Das Literarische Quartett macht nicht immer Lust aufs Lesen. Das war diesmal anders, da Mithu Sanyal, Philipp Tingler, Joachim Meyerhof und Thea Dorn unaufgeregt und dennoch kontrovers diskutierten. Ein Eintrag im Notizbuch.
Gunnar Cynybulk, Verleger des noch jungen Kanon Verlags, sitzt im Publikum des Literarischen Quartetts und zückt das Notizbuch, als das Buch »seiner« Autorin Christine Koschmieder gleich am Anfang der Sendung besprochen wird. Es scheint, als wolle er die positiven Zitate noch vor Ausstrahlung der Sendung zur Buchbeschreibung auf die Website und bei Amazon packen. Als Cynybulk noch Verleger beim Blumenbar Verlag war, wurde der Verlag von der positiven Besprechung von »Auerhaus« überrascht und das Buch war seinerzeit ausgerechnet im Weihnachtsgeschäft nicht lieferbar. Tatsächlich sind die Zitate noch am Tag der Ausstrahlung im Netz.
Es bleibt zu hoffen, dass das Buch »Dry« ausreichend auf Lager ist, denn bis auf Thea Dorn äußern sich alle überaus positiv über diese Autofiktion, die Roman genannt werden will.
Auch beim zweiten besprochenen Titel »Verbrenn all meine Briefe« des Schweden Alex Schulman bricht das echte Leben ins Buch, während es bei Martin Mosebach und »Taube und Wildente« eher ausgeschlossen wird. So zumindest kann es die Nichtleserin oder die Noch-nicht-gelesen-Habende aufgrund der Diskussion vermuten.
Schulman und Mosebach, das sind gleich zwei Bücher aus dem dtv Verlag und auch Thomas Zirnbauer von dtv, der nur zwei Plätze weiter neben Cynybulk sitzt, hat sein Notizbuch gezückt. Vom Quartett direkt ins Marketing.

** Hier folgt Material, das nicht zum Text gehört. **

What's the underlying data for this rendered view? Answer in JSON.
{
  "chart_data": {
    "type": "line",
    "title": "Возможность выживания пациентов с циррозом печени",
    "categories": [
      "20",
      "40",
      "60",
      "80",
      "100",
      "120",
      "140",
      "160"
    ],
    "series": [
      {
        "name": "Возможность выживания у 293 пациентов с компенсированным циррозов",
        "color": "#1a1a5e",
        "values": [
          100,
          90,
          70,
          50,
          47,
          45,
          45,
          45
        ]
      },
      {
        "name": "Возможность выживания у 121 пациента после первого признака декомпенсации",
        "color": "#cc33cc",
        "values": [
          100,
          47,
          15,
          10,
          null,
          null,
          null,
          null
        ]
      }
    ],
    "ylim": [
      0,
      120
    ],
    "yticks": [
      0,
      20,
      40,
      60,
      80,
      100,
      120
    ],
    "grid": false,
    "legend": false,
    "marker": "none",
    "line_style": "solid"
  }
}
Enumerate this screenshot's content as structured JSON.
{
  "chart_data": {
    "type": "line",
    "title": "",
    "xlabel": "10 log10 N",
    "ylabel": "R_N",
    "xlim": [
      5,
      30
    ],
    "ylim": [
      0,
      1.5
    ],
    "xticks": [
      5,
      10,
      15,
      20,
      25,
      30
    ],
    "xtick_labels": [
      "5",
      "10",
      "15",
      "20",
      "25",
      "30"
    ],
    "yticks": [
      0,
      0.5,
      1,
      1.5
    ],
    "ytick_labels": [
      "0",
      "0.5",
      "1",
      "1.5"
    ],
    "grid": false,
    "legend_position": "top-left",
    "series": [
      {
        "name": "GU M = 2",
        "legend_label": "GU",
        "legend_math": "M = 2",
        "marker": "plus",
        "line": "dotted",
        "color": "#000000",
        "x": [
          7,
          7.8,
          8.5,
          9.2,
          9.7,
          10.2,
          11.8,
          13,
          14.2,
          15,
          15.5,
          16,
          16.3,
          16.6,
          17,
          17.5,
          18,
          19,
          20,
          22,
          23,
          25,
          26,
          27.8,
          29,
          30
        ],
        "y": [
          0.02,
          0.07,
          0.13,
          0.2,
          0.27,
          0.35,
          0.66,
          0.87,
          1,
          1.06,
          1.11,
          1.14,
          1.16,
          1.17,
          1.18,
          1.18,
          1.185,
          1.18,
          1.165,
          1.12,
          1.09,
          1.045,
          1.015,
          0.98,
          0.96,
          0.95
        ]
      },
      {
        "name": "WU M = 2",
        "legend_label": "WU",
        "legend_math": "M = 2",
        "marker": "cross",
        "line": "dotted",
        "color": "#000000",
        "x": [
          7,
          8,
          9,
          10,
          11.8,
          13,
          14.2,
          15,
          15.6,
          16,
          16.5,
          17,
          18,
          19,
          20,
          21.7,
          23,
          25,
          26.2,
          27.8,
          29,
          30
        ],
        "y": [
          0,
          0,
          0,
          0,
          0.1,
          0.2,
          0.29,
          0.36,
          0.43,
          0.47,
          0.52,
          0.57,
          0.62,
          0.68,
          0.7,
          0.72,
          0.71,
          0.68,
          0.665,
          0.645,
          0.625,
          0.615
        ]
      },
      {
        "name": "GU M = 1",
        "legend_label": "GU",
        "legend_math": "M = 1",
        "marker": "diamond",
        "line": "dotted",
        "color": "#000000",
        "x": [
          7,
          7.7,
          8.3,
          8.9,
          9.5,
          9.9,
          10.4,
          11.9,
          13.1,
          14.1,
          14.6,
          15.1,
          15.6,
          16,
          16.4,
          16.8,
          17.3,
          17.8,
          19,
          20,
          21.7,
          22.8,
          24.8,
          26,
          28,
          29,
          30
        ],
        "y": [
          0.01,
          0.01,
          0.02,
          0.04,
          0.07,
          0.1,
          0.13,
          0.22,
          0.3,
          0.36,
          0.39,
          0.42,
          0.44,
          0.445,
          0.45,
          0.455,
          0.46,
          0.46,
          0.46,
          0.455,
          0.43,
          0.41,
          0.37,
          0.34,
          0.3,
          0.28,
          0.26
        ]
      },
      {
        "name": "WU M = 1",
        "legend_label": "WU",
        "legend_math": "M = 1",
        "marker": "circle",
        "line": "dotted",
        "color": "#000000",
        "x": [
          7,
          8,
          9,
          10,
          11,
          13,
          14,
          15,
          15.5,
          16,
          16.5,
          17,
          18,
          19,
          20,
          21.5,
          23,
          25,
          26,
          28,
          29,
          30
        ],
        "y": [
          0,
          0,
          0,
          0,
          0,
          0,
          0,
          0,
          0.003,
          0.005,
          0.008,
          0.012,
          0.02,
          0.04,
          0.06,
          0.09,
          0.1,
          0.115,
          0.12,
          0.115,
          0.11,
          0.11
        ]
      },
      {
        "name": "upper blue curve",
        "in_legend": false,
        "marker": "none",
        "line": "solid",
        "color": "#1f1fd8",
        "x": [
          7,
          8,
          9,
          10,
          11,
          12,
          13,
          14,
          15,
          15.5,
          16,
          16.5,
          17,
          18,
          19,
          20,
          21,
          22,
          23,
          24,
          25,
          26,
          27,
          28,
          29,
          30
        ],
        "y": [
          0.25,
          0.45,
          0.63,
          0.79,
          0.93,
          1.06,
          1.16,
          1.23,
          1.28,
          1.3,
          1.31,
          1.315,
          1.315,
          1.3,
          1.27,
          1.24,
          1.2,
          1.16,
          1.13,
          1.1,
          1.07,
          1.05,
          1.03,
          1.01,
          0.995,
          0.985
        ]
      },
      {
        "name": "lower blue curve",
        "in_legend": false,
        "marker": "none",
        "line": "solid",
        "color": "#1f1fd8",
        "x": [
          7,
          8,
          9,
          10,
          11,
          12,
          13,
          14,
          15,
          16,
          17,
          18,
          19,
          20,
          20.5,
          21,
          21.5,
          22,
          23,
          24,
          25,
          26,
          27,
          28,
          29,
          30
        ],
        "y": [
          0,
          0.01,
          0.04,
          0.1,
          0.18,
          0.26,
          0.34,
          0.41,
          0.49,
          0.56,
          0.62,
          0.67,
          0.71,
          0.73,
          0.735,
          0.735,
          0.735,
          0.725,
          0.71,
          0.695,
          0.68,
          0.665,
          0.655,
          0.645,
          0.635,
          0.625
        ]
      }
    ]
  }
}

Sie ist anregend, die Buch-Diskussion des Oktober-Quartetts 2022. Selbst Philipp Tingler hält sich zurück, und zusammen mit den weiteren Gästen Mithu Sanyal, Joachim Meyerhof und Gastgeberin Thea Dorn werden Vorzüge und Schwachstellen der Texte besprochen. Ohne aufgesetzte Showkämpfe oder plumpe Nacherzählungen der Gesamthandlung. Man verweilt nicht bei Details, die für die Nichtleserin oder die Noch-nicht-gelesen-Habende uninteressant sind, vermittelt dennoch en passant, worum es in den Büchern geht. Das gilt auch für »Lektionen« von Ian McEwan, dem vierten besprochenen Titel. Schwächen wurden benannt, ohne die Bücher schlechtzureden.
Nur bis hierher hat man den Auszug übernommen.